Tuesday, September 14, 2010

Writing about propositions

After reading up on the truth literature last fall, I've discovered some embarrassing problems in my past writing, which I've also seen in student writing, when propositions are used. Now when I see these, I cringe. It's mostly just a matter of grammar. Here are some cases of the sort of error I mean:
  1. "If p is a true proposition, then someone could know that p."
  2. "Given the truth that p, we can ask whether p is contingent or necessary."
  3. "If p explains q, and p explains r, then p explains (q and r)."
  4. "If someone knows that p, then p is true."
The easy way to see that these are ungrammatical is to substitute "that snow is white" and the like for variable letters that range over propositions and to substitute "snow is white" for variable letter that abbreviate sentences or that should be understood via substitutional quantification. If one does that, one gets ungrammaticalities:
  1. "If that snow is white is a true proposition, then someone could know that that snow is white."
(The antecedent is fine, but the consequent is ungrammatical.) And sometimes one realizes that one doesn't know how to interpret a variable letter. For instance, in (4) we could take p to be a substitutionary sentence variable, in which case the antecedent would be fine ("If someone knows that snow is white") but the consequent would be ungrammatical ("then snow is white is true"), or we could take p to be a proposition, in which case the antecedent is ungrammatical.
Many cases of this grammatical error are easy to fix. For instance, in (1) and (4), one should simply change "knows that p" to "knows p". (This introduces an ambiguity between knowing p in the "to be the case" sense, and being acquainted with the abstract proposition p, but context should take care of that.) In (2), one changes "the truth that p" to "the truth p". Alternately, in (1), (2) and (4), one can use sentential variables instead, perhaps changing p to s to mark this, and making the requisite changes ("If that s is a true proposition..."; "... whether it is contingent or necessary that s"; "then it is true that s").
However, (3) is trickier to fix up.

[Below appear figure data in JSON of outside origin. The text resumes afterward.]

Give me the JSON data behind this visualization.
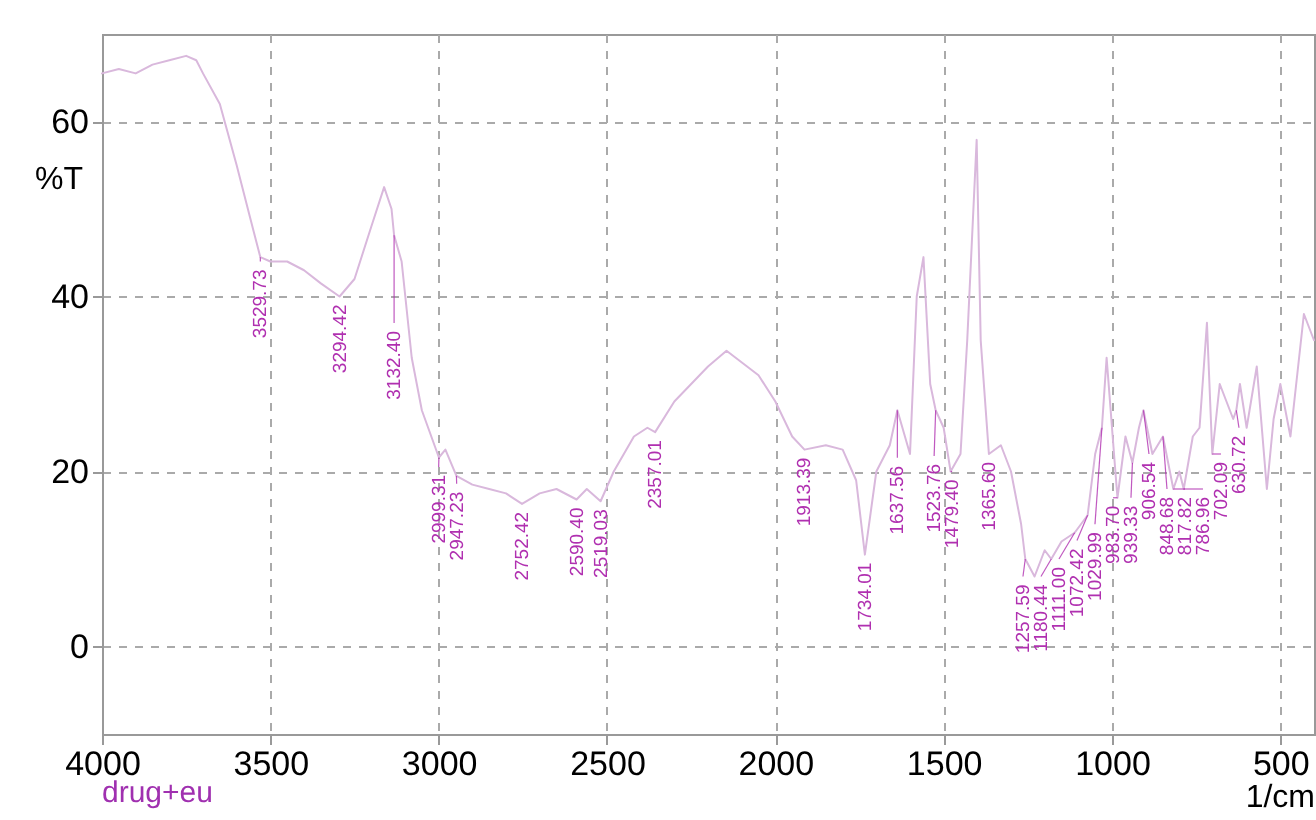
{
  "chart_data": {
    "type": "line",
    "xlabel": "1/cm",
    "ylabel": "%T",
    "xlim": [
      4000,
      400
    ],
    "ylim": [
      -10,
      70
    ],
    "xticks": [
      4000,
      3500,
      3000,
      2500,
      2000,
      1500,
      1000,
      500
    ],
    "yticks": [
      0,
      20,
      40,
      60
    ],
    "grid": true,
    "marker": "none",
    "line_style": "solid",
    "series": [
      {
        "color": "#d9b8dc",
        "x": [
          4000,
          3950,
          3900,
          3850,
          3800,
          3750,
          3720,
          3700,
          3650,
          3600,
          3560,
          3529.73,
          3500,
          3450,
          3400,
          3350,
          3294.42,
          3250,
          3200,
          3162,
          3140,
          3132.4,
          3110,
          3080,
          3050,
          2999.31,
          2980,
          2947.23,
          2900,
          2850,
          2800,
          2752.42,
          2700,
          2650,
          2590.4,
          2560,
          2519.03,
          2480,
          2420,
          2380,
          2357.01,
          2300,
          2200,
          2145,
          2050,
          2000,
          1950,
          1913.39,
          1850,
          1800,
          1760,
          1734.01,
          1700,
          1660,
          1637.56,
          1600,
          1580,
          1560,
          1540,
          1523.76,
          1500,
          1479.4,
          1450,
          1430,
          1402,
          1390,
          1365.6,
          1330,
          1300,
          1270,
          1257.59,
          1230,
          1200,
          1180.44,
          1150,
          1111,
          1072.42,
          1050,
          1029.99,
          1016,
          990,
          983.7,
          960,
          939.33,
          920,
          906.54,
          880,
          848.68,
          817.82,
          800,
          786.96,
          760,
          740,
          718,
          702.09,
          680,
          660,
          640,
          630.72,
          620,
          600,
          570,
          540,
          520,
          500,
          470,
          430,
          400
        ],
        "values": [
          65.5,
          66,
          65.5,
          66.5,
          67,
          67.5,
          67,
          65.5,
          62,
          55,
          49,
          44.5,
          44,
          44,
          43,
          41.5,
          40,
          42,
          48,
          52.5,
          50,
          47,
          44,
          33,
          27,
          21.6,
          22.5,
          19.5,
          18.5,
          18,
          17.5,
          16.3,
          17.5,
          18,
          16.8,
          18,
          16.6,
          20,
          24,
          25,
          24.5,
          28,
          32,
          33.8,
          31,
          28,
          24,
          22.5,
          23,
          22.5,
          19,
          10.5,
          20,
          23,
          27,
          22,
          40,
          44.5,
          30,
          27,
          25,
          20,
          22,
          35,
          57.9,
          35,
          22,
          23,
          20,
          14,
          10,
          8,
          11,
          10,
          12,
          13,
          15,
          22,
          25,
          33,
          20,
          17,
          24,
          21,
          25,
          27,
          22,
          24,
          18,
          20,
          18,
          24,
          25,
          37,
          22,
          30,
          28,
          26,
          27,
          30,
          25,
          32,
          18,
          26,
          30,
          24,
          38,
          35
        ]
      }
    ],
    "annotations": [
      "drug+eu",
      {
        "text": "3529.73",
        "x": 3529.73,
        "y": 44.5
      },
      {
        "text": "3294.42",
        "x": 3294.42,
        "y": 40
      },
      {
        "text": "3132.40",
        "x": 3132.4,
        "y": 47
      },
      {
        "text": "2999.31",
        "x": 2999.31,
        "y": 21.6
      },
      {
        "text": "2947.23",
        "x": 2947.23,
        "y": 19.5
      },
      {
        "text": "2752.42",
        "x": 2752.42,
        "y": 16.3
      },
      {
        "text": "2590.40",
        "x": 2590.4,
        "y": 16.8
      },
      {
        "text": "2519.03",
        "x": 2519.03,
        "y": 16.6
      },
      {
        "text": "2357.01",
        "x": 2357.01,
        "y": 24.5
      },
      {
        "text": "1913.39",
        "x": 1913.39,
        "y": 22.5
      },
      {
        "text": "1734.01",
        "x": 1734.01,
        "y": 10.5
      },
      {
        "text": "1637.56",
        "x": 1637.56,
        "y": 27
      },
      {
        "text": "1523.76",
        "x": 1523.76,
        "y": 27
      },
      {
        "text": "1479.40",
        "x": 1479.4,
        "y": 20
      },
      {
        "text": "1365.60",
        "x": 1365.6,
        "y": 22
      },
      {
        "text": "1257.59",
        "x": 1257.59,
        "y": 10
      },
      {
        "text": "1180.44",
        "x": 1180.44,
        "y": 10
      },
      {
        "text": "1111.00",
        "x": 1111,
        "y": 13
      },
      {
        "text": "1072.42",
        "x": 1072.42,
        "y": 15
      },
      {
        "text": "1029.99",
        "x": 1029.99,
        "y": 25
      },
      {
        "text": "983.70",
        "x": 983.7,
        "y": 17
      },
      {
        "text": "939.33",
        "x": 939.33,
        "y": 21
      },
      {
        "text": "906.54",
        "x": 906.54,
        "y": 27
      },
      {
        "text": "848.68",
        "x": 848.68,
        "y": 24
      },
      {
        "text": "817.82",
        "x": 817.82,
        "y": 18
      },
      {
        "text": "786.96",
        "x": 786.96,
        "y": 18
      },
      {
        "text": "702.09",
        "x": 702.09,
        "y": 22
      },
      {
        "text": "630.72",
        "x": 630.72,
        "y": 27
      }
    ]
  }
}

The problem is that "and" is a sentential operator, while q and r are propositions, so we get "(that snow is white) and (that grass is green)", say. An easy thing is to use sentential variables, and then say a little more verbosely:
  1. If that s explains that u and that s explains that v, then that s explains that s&v.
However, this limits the generality of (3) to those propositions that can be expressed by a sentence. Maybe that's all propositions, but this is not obvious. (This is a general problem with using sentential variables instead of propositional ones.) Another move is to replace "p and q" with "the conjunction of p and q". This fine in this case, and may be stylistically the best solution, but it won't work well with more complex logical forms.
I think the right move to take is to make "&" not be a connective, but a function that takes a pair of propositions and returns their conjunction. If one uses this convention, then one can replace "p and q" with "p & q", and all is well. One may not even need to be explicit about using this convention.
Poor writing as in (1)-(4) may lead to philosophical problems, though hopefully usually it doesn't. Here is a somewhat more serious issue. One way that some authors—and I am pretty sure I've done this myself—handle the problems in (1)-(4) is by using truth. Thus, they might replace (4) by:
  1. "If someone knows that p is true, then p is true."
This neatly avoids the ambiguity of "knows p". However, (6) does not say that if someone knows a proposition p, then p is true, which is what (4) was intended to say. Rather, (6) says that if someone knows the second-order proposition that p is true, then the first-order proposition p is true. This is, of course, true, but does not capture (4). For instance, from (4) one should be able to derive:
  1. If someone knows that snow is white, then it is true that snow is white.
But this does not follow from (6), since someone who knows that snow is white might not know that the proposition that snow is white is true (e.g., a small child or a philosopher). In general, one cannot in a non-extensional context replace a first order proposition p with the second order claim that p is true.
This is all obvious, but somehow it wasn't taught to me when I was in grad school.


Mike Almeida said...


This is a strange worry. In propositional logic, you don't substitute names of propositions in the varibles p, q, r. Indeed, you don't even substitute English propositions. You substitute constants A, B, C, etc., so that the schema p -> q takes as substitution instances things like (A & B) -> C and D -> B and (A v C) -> (G & F). The upper case letters are atomic propositions. They are not names of propositions. Otherwise, truth-functional formulations such as A v B would be completely senseless (e.g., that it is snowing or that it is raining??). So, the analogue in quasi-propositional logic, where English is our language, would be to substitute English propositions, not names of propositions in English, for the propositional varibles.

Alexander R Pruss said...

What is an "English proposition"?